Em uma fala direta e cheia de significado, Angélica pediu que o presidente escolha uma mulher para ocupar o cargo, ressaltando a importância de uma nomeação que reflita a diversidade e a justiça social. “Presidente Lula, escolha uma mulher. Seria muito legal. E uma mulher que possa fazer tudo de forma muito experiente, uma mulher séria, à altura do cargo também. E para dar um passo ainda maior, que seja uma mulher negra. Não é gentileza, é justiça”, declarou.

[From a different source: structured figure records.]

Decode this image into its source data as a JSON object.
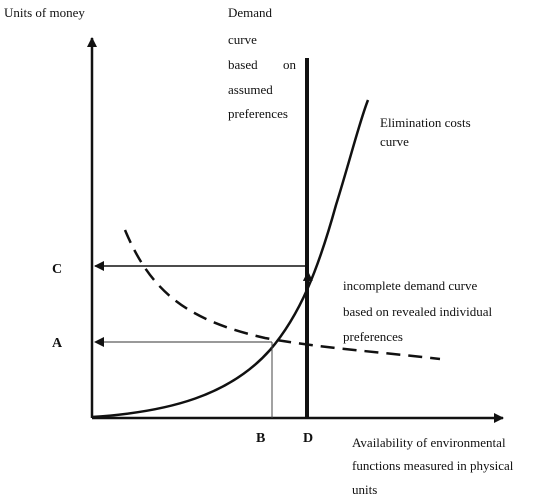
{
  "y_axis_label": "Units of money",
  "x_axis_label": [
    "Availability  of  environmental",
    "functions measured in physical",
    "units"
  ],
  "demand_assumed_label": [
    "Demand",
    "curve",
    "based",
    "on",
    "assumed",
    "preferences"
  ],
  "elimination_label": [
    "Elimination costs",
    "curve"
  ],
  "incomplete_label": [
    "incomplete demand curve",
    "based on revealed individual",
    "preferences"
  ],
  "points": {
    "C": "C",
    "A": "A",
    "B": "B",
    "D": "D"
  },
  "colors": {
    "ink": "#111111",
    "paper": "#ffffff",
    "thin": "#444444"
  }
}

Representatividade em pauta
A fala da apresentadora ecoa um debate urgente no Brasil: a sub-representação feminina e negra no STF. Desde sua criação, o Tribunal contou com apenas três mulheres e nenhuma ministra negra até hoje. Em um país onde a maioria da população é formada por mulheres, especialmente negras, essa ausência evidencia desigualdades estruturais que precisam ser enfrentadas.
Além de Angélica, outras personalidades como a cantora Anitta também usaram suas redes sociais para reforçar esse pedido, destacando a importância de uma indicação que reflita a diversidade do país e valorize as mulheres qualificadas para o cargo.
Um passo decisivo para a justiça social
O pedido de Angélica não é apenas simbólico; é um chamado por justiça e equidade. A escolha de uma mulher negra para o STF representaria um avanço histórico na luta por direitos e reconhecimento, mostrando que o poder judiciário pode e deve ser um espaço plural e inclusivo.
Essa manifestação também reforça a força das vozes femininas e LGBTQIA+ na política e na sociedade, inspirando debates e mobilizações que buscam transformar a realidade brasileira para melhor.
Com essa nova vaga no Supremo, o Brasil tem a oportunidade de dar um passo significativo rumo à representatividade, legitimidade e justiça, valores essenciais para uma democracia verdadeira.